Gordon Brown’s increasingly populist policies have leapt to a new level of desperation. Reflecting the severity of the economic malaise in England, the British government has announced a new 50% super tax on banker’s bonuses (above 25,000 pounds).
One can guess the outrage, one can guess the flight of skilled workers. Now the media war is on.
Britain’s financiers and entrepreneurs are quitting the UK at a rate of 10 a week to avoid Labour’s new 50% taxes.
So ten bankers have threatened to leave and now the British public is threatened with a ‘$178bn budgetary black hole’? How to work a headline…
If the government was serious about deep seated reform and wanted to keep it’s most talented minds, it would move swiftly to turn off the speculative largesse by imposing a 10% Land Tax, with all land valued yearly. Nobody can offshore their land. And a cut in VAT and payroll tax would be the trade-off. Remember the People’s Budget of 1909?
What has been the go-to-solution? Doug Noland reports in First Dubai
The entire US financial and economic recovery rests on a flimsy foundation of a highly distorted Treasury and agency market bubble.
Some major European figures are commenting:
Awarding big bonuses to bankers could help sow the seeds of a future financial crisis, Jean-Claude Trichet, European Central Bank president, has warned.
Mr Trichet said financial institutions should be using higher profits to strengthen their capital bases rather than paying out “unwarranted levels of compensation or bonuses”.

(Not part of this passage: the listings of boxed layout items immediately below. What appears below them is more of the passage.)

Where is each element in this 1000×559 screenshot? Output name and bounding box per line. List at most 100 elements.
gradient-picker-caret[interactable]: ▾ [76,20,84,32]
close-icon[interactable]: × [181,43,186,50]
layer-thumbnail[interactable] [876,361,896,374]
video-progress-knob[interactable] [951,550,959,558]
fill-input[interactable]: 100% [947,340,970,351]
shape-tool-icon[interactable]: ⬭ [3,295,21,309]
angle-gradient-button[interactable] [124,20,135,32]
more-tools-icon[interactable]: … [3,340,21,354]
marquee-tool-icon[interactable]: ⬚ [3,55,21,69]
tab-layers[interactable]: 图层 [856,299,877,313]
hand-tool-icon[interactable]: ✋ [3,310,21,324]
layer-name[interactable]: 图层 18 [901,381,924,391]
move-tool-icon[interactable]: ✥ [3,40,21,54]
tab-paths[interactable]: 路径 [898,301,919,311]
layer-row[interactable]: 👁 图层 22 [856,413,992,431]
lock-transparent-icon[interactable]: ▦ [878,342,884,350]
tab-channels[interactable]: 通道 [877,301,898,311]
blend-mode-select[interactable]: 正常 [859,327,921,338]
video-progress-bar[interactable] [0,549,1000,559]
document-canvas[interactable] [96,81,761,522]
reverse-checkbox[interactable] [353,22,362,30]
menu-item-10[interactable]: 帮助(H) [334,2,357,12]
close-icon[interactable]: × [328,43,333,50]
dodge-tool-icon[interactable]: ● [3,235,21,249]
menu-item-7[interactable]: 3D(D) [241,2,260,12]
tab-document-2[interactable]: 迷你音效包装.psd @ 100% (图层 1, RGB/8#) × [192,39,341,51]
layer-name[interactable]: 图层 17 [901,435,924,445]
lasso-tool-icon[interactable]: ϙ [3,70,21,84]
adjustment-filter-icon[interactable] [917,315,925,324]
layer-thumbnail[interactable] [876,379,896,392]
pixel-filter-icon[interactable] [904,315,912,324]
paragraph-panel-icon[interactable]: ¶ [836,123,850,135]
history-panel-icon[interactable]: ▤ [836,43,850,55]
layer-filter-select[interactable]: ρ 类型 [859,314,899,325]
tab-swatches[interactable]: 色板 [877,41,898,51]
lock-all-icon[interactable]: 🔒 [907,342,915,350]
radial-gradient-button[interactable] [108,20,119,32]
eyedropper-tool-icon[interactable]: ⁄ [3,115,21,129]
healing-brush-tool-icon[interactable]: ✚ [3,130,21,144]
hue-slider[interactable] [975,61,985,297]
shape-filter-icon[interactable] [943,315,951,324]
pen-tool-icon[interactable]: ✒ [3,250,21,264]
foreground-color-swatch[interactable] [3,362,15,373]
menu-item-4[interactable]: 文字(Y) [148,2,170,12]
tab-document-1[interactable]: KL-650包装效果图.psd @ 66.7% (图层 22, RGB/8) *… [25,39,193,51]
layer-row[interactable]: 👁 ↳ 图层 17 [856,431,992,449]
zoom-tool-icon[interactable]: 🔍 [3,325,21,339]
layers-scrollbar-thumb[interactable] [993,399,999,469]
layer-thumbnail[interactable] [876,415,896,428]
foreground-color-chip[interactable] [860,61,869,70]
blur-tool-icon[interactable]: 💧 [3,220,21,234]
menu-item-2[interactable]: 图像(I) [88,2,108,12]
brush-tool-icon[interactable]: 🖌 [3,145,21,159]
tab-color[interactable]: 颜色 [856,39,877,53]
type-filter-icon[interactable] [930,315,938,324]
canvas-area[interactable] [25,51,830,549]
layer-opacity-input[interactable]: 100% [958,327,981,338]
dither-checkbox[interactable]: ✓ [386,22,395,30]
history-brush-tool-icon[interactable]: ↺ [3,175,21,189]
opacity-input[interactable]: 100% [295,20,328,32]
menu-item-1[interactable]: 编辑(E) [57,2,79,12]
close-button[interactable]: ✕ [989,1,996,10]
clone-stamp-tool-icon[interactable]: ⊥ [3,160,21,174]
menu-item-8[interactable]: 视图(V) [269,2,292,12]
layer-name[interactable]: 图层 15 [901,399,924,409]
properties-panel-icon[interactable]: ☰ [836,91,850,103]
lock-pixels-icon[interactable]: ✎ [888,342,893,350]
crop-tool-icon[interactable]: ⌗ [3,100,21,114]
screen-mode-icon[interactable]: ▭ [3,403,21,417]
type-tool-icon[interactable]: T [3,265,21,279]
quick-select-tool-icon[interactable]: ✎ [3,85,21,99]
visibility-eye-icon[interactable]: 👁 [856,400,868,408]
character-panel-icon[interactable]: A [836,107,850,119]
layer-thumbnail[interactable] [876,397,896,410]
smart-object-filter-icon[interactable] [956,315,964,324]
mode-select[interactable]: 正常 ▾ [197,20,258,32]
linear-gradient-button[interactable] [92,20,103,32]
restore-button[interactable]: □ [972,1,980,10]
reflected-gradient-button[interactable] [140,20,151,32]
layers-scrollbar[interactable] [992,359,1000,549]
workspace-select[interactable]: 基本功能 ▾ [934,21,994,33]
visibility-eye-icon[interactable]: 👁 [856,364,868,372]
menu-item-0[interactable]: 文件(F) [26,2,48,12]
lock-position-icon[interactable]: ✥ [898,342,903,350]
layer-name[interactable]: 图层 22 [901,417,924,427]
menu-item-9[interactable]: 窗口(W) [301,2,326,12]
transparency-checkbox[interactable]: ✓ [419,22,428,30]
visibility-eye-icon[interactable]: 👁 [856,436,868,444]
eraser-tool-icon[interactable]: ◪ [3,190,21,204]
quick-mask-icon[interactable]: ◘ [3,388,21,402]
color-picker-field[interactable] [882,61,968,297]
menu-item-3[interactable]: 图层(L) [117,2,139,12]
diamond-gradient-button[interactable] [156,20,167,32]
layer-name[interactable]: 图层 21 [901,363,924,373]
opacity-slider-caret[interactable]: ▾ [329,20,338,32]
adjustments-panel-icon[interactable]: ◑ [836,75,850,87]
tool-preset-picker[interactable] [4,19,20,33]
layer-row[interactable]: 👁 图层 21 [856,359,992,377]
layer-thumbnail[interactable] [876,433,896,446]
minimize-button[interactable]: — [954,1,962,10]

In another example of the open minds politicians have in Europe at present,
EU leaders urge IMF to consider Tobin tax
European Union leaders urged the International Monetary Fund on Friday to consider a global tax on financial transactions in spite of opposition from the US and doubts at the IMF itself.
In a communiqué issued after a two-day summit, the EU’s 27 national leaders stopped short of making a formal appeal for the introduction of a so-called “Tobin tax” but made clear they regarded it as a potentially useful revenue-raising instrument.